I was doing a search on my blog for “ancestors” via the Search box on the sidebar on the left, and there were no results. Strange, I thought, so I used MSN search for my site:


 


http://search.msn.com/results.aspx?FORM=TOOLBR&q=ancestors+site%3Ahttp%3A%2F%2Fblogs.msdn.com%2FCalvin_Hsia%2F


 


That search succeeded: it came up with the expected blog entry.


 


This incident reminded me of the fact that I’ve done a lot of work to create my blog, but I depend on a 3rd party to maintain it. There are hundreds of code samples, with links to references. If the blog server were to disappear for some reason, so would all my content. I wanted to retrieve all my blog content into a local table. Then I can manipulate it any way I want.


 


In particular, suppose I want to read my entire blog. I would have to do a lot of manual clicking to get to the month/day of the post, and then I might have missed something because I’m manually crawling. That’s pretty cumbersome. Also, I can have all of a blog available while offline, updating when connected.


 


So I wrote a code sample below that crawls my blog, looking for all the blog posts, and shows them in a form which has search capability. Because it’s all local, searching and navigating from post to post is extremely fast. The entry is displayed in a web control, so the page looks just like it would online and the hyperlinks are all live.

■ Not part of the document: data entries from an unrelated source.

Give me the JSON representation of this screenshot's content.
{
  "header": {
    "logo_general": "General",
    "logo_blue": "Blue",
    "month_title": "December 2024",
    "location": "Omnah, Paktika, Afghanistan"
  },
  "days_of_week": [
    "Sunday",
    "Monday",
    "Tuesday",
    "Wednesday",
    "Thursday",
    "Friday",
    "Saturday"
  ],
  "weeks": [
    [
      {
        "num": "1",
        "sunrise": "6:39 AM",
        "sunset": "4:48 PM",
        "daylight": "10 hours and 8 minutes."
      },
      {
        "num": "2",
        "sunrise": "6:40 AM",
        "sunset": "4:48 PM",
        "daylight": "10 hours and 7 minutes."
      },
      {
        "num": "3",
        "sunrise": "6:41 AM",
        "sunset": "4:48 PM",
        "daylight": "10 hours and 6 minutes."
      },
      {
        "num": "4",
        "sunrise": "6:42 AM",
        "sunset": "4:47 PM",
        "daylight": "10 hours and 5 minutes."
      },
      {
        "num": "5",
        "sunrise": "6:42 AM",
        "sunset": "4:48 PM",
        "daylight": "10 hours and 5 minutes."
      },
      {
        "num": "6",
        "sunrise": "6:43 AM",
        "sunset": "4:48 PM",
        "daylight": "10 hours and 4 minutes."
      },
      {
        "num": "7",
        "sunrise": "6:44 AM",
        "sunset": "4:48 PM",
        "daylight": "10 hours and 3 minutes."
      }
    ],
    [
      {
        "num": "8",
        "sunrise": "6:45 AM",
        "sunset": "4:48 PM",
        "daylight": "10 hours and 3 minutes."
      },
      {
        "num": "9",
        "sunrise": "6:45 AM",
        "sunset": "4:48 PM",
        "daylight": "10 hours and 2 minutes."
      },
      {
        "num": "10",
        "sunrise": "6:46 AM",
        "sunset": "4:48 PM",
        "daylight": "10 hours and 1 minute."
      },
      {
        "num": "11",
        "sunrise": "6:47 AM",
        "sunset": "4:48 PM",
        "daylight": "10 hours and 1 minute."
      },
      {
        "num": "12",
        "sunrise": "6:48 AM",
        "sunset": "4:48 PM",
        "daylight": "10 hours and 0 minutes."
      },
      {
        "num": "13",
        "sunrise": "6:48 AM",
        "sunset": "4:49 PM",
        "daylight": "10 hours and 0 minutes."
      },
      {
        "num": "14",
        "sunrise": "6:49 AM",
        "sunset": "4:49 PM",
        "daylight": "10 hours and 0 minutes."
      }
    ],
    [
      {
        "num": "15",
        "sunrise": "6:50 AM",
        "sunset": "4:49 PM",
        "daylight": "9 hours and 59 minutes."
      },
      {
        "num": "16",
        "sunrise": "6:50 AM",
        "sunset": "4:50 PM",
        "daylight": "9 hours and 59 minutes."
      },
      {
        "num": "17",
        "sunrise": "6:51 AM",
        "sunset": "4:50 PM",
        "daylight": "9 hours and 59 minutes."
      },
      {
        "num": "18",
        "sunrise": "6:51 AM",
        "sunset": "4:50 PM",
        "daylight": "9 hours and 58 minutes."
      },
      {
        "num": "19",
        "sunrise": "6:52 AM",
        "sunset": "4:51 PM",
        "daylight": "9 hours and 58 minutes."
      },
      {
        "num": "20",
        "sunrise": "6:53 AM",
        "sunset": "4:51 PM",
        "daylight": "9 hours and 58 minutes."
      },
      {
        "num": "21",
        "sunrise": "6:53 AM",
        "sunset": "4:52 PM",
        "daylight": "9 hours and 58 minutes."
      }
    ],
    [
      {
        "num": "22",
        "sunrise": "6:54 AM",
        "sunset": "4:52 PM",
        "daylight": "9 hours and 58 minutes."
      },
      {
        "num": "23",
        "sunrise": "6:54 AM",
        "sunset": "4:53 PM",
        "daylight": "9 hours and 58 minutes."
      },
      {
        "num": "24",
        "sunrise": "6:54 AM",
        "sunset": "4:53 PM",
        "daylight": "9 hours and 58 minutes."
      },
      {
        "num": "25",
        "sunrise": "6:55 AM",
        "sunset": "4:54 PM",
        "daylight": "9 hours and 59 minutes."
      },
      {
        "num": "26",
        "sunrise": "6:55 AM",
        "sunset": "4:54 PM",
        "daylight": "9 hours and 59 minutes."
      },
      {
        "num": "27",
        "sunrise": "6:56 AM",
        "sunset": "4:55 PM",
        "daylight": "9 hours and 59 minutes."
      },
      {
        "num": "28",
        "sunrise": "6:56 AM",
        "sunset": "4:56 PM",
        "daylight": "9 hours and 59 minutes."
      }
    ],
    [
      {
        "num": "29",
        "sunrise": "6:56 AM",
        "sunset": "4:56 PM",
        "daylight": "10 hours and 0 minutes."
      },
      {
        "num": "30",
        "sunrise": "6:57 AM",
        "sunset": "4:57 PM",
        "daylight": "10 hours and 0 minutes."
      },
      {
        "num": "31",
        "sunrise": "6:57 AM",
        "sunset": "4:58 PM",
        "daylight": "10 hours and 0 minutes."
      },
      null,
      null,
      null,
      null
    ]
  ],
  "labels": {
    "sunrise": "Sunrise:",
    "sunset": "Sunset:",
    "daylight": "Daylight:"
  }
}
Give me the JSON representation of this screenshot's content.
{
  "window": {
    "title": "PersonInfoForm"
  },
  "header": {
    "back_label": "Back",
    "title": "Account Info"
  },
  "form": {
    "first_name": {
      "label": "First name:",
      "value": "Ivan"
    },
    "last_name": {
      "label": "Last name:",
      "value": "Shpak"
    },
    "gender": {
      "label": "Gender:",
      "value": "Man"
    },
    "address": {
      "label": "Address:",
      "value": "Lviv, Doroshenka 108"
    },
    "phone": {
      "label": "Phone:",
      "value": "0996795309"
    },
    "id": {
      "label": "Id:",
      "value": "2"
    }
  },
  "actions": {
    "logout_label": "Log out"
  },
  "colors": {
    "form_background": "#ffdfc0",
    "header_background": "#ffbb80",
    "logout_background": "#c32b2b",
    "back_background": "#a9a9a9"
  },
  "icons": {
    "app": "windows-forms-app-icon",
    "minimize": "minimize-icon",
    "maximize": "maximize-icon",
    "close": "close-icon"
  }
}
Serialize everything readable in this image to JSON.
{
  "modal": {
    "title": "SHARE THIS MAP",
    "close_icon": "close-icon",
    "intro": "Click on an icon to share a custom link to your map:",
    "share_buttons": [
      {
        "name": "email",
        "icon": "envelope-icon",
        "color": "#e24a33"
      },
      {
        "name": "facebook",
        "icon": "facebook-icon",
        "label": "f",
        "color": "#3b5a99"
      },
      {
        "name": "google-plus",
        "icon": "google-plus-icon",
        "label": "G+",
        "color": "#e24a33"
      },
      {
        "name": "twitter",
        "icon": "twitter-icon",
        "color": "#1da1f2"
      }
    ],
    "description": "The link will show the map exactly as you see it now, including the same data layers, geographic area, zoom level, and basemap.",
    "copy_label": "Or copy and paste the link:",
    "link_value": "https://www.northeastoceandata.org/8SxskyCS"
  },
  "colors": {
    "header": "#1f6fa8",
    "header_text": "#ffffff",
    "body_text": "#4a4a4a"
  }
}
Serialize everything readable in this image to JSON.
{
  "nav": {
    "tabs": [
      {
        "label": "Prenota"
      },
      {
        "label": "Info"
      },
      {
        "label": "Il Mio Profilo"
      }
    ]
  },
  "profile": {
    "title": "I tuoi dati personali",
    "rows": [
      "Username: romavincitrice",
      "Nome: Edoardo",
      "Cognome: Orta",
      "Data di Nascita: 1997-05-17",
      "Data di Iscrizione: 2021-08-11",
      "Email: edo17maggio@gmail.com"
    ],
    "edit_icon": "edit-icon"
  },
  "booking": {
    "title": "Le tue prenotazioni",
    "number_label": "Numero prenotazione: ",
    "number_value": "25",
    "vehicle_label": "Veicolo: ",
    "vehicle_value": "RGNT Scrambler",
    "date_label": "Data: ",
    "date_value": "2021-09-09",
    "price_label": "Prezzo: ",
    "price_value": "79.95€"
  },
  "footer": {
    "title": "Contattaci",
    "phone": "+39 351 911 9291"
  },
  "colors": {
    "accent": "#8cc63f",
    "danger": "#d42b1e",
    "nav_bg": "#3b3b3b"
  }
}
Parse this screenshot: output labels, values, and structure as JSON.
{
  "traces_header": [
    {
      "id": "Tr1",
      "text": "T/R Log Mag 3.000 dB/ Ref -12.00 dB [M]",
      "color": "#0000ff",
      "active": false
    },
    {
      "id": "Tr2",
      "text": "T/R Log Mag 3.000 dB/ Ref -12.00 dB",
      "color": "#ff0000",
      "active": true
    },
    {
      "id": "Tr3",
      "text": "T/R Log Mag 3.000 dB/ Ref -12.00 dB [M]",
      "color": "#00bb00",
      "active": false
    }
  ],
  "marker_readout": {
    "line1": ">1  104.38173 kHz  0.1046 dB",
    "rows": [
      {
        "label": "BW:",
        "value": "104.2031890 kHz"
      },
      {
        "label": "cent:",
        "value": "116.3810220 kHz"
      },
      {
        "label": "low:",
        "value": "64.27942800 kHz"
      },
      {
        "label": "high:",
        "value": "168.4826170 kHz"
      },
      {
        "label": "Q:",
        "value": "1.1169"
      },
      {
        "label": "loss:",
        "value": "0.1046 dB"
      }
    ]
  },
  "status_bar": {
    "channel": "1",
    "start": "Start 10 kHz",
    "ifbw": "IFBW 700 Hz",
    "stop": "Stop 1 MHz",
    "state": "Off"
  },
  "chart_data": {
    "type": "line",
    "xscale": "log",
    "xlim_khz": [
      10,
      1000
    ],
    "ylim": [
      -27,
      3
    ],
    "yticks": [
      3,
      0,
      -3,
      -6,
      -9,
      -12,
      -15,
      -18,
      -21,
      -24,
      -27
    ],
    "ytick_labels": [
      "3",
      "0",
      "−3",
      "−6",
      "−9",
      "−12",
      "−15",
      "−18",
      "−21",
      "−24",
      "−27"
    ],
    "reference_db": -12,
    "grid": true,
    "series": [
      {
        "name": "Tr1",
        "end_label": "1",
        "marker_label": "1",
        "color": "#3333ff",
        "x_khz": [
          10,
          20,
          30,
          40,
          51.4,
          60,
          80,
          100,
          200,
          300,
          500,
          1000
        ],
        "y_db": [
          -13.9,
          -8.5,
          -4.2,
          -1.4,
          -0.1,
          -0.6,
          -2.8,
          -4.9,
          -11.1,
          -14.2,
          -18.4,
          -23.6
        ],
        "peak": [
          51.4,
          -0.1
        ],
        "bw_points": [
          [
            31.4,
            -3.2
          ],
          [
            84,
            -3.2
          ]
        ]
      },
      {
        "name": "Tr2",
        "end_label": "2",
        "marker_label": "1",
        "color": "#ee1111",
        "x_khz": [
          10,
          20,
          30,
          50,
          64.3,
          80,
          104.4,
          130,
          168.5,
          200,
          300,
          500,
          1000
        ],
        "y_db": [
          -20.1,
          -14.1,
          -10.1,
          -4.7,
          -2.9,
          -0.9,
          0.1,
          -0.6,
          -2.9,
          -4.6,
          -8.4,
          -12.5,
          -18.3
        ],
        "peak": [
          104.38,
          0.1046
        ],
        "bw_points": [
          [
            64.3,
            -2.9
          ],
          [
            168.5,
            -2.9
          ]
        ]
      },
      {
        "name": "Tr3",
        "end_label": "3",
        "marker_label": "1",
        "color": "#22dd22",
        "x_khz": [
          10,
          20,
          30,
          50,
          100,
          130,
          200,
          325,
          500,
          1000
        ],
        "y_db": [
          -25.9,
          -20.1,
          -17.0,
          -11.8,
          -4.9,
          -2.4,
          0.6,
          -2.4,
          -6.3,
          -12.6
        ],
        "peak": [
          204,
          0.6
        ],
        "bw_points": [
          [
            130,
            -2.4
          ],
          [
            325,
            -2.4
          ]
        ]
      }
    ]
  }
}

You can start a web crawl by pushing the Crawl button. You can interrupt the web crawl by typing ‘Q’ (<esc> will cancel the automation of the IE SaveAs dialog). The next time the crawl runs, it will resume where it left off. Crawling acts as if you were subscribed to my blog via RSS. Once you have all current content, Crawling again later will just add any new content. The saved content is the entire blog entry web page, including any comments.  As an exercise, readers are encouraged to make the web crawling execute on a background thread!


 


A crawl starts at the main page http://blogs.msdn.com/Calvin_Hsia, which shows any new content and has links on the side bar for any other posts. The page is loaded and then parsed for any links. Any links pointing to my blog are inserted into a table if they’re not there already. Then the table is scanned for any unfollowed links and the process repeats. If a page is a leaf node (currently any link with 8 backslashes) then the Publication date is parsed, and the file is saved in the MHT field in the table. The link parsing was a little complicated due to some comment spam reducing measures and some broken links when the blog host server switched software.


 


You will probably have to modify the code if you want to do the same for other blogs. For example, some blogs may have the Publication date in a different place. Others may have archive links elsewhere or in a different format.


 


I experimented with using HTTPGet


 


cTempFile=ADDBS(GETENV(“TEMP”))+SYS(3)+”.htm”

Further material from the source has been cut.